Tobacco also had the disadvantage of exhausting the soil quickly.
The British in North America before the Revolution actually traded with the French sugar islands, trading cheap French sugar for British North American goods, and reselling the sugar as 'British' sugar to the U.K. .
Yankee traders, indeed.
It's interesting to note that in the various big wars of the 18th Century, the relatively small islands of the Caribbean enjoyed a disproportionate military/naval presence.
Slavery was an ethical problem for many English/British people, from the beginning of the 18th Century onwards- I've already in other threads quoted a Chief Justice whose opinion was that were any slave to set foot on English soil, they became free.
Of course his opinion (which was reiterated a year or so after) could be ignored by those in a position to do so- the slave traders of Bristol, for instance.
It's a sad fact that even the Quakers had a slaving ship.
I believe the first known African slave on the North American continent was in a Spanish party- but of course slavery had existed among indigenous Americans before then.

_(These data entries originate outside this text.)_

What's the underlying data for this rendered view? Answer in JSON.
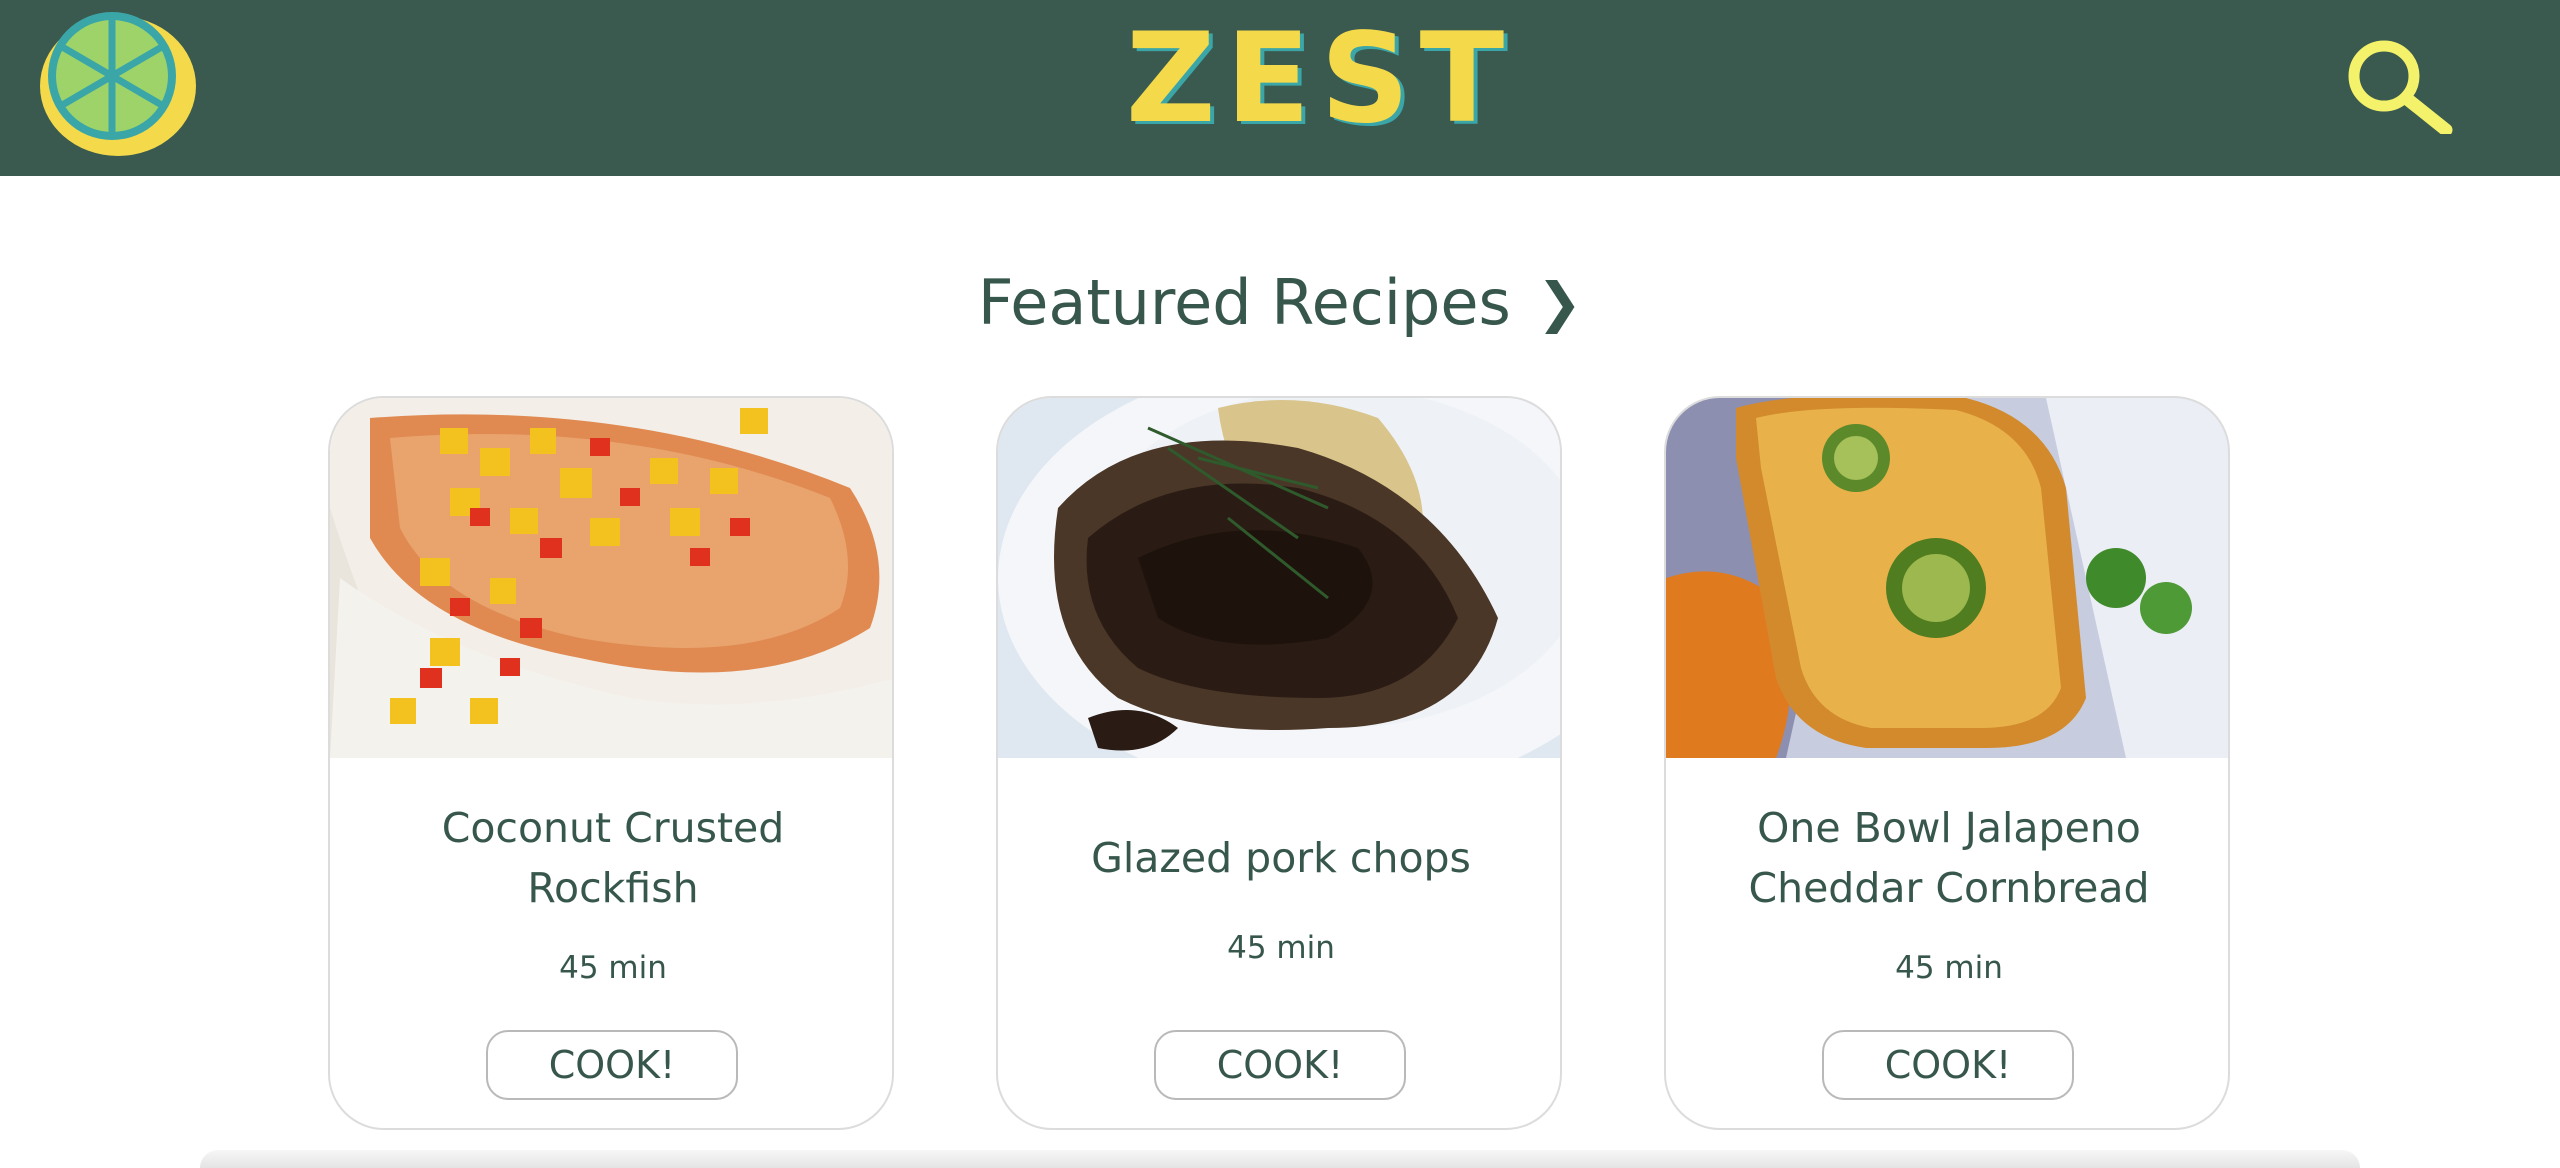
{
  "brand": {
    "name": "ZEST",
    "logo_icon": "lemon-slice-icon",
    "colors": {
      "header_bg": "#3a5a50",
      "accent_yellow": "#f4d94a",
      "accent_teal": "#3aa6a8"
    }
  },
  "header": {
    "search_icon": "search-icon"
  },
  "featured": {
    "title": "Featured Recipes",
    "chevron": "❯",
    "recipes": [
      {
        "title": "Coconut Crusted Rockfish",
        "time": "45 min",
        "button": "COOK!",
        "image": "coconut-crusted-rockfish-photo"
      },
      {
        "title": "Glazed pork chops",
        "time": "45 min",
        "button": "COOK!",
        "image": "glazed-pork-chops-photo"
      },
      {
        "title": "One Bowl Jalapeno Cheddar Cornbread",
        "time": "45 min",
        "button": "COOK!",
        "image": "jalapeno-cornbread-photo"
      }
    ]
  }
}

Of course slavery in Africa predates the Western European presence there, as African kingdoms and states (and Islamic Arab states) employed and sold and captured slaves commercially- one early black slave revolt being the Revolt of the Zanj, in which Basra was captured (869-883 a.d.) during the Abbasid Caliphate.
Western African kingdoms based on slave trading grew when the empires of Mali/Songhai declined.